A summary of the distribution of costs by state payer across all categories of mental health and criminal justice services is shown in
Table 4. DMHAS bore the largest proportion of costs for the two groups combined—approximately $480 million, or about 61% of the approximately $789 million in costs distributed across the four state agencies during the study period. By comparison, Medicaid paid about $191 million, nearly one-quarter of total system costs, the Department of Correction paid about $84 million (11% of total costs), and the Court Support Services Division of the Judicial Branch and law enforcement covered about $35 million (4% of total costs).
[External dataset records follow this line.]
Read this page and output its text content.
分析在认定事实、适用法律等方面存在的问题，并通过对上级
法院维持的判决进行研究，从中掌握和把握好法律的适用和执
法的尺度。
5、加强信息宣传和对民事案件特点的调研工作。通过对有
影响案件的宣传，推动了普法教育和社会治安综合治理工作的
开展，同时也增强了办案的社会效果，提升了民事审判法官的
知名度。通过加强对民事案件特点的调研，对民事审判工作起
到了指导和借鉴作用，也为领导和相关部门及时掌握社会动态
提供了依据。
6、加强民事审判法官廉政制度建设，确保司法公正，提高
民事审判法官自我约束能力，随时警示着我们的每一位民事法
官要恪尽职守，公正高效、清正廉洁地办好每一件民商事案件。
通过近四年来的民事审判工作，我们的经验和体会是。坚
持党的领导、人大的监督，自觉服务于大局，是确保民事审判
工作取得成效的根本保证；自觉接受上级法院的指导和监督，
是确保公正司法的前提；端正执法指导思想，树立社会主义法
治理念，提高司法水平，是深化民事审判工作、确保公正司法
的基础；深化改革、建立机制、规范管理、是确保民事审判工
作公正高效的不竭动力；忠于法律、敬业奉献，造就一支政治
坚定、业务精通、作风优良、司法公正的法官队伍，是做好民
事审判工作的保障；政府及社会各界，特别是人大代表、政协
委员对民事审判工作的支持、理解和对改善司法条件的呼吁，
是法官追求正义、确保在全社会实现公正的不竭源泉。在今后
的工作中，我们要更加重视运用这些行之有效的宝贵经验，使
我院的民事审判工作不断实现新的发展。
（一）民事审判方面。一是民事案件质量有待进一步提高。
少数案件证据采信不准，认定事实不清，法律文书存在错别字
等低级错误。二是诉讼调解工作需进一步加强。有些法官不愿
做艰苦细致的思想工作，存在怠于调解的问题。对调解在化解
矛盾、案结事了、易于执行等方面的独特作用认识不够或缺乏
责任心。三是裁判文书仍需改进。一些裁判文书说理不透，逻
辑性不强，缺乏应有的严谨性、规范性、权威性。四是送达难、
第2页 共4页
DMHAS bore about 49% of the total costs for the justice-involved group and about 69% of the total costs for the group with no justice system involvement. The Department of Correction covered about one-quarter of the total costs for the justice-involved group alone. The Department of Social Services and Medicaid covered about 16% of costs for the justice-involved group and about 31% of costs for the group with no justice system involvement. About 10% of the total costs for the justice-involved group were borne by the Court Support Services Division of the Judicial Branch and by law enforcement agencies.
Figure 1 illustrates the differences in mean per-person costs borne by the various state agencies for the justice-involved group and the group with no involvement. DMHAS spent approximately $7,000 more per person on justice-involved individuals than on those with no involvement; however, forensic hospitalization alone was responsible for a large share of this difference in costs. By comparison, Medicaid paid approximately the same amount per person for individuals in the two groups. Judicial and law enforcement costs exceeded $6,000 per person in the justice-involved group but were only $302 (for civil commitment) in the group with no justice system involvement.
In summary, the average combined inpatient and outpatient mental health and substance abuse services costs were slightly higher for justice-involved individuals than for those with no involvement—$31,196 versus $24,728 per person, respectively, over the study period. The justice-involved group incurred total costs of $48,980 per person—approximately double the per-person costs for those who were not involved with the justice system ($24,728).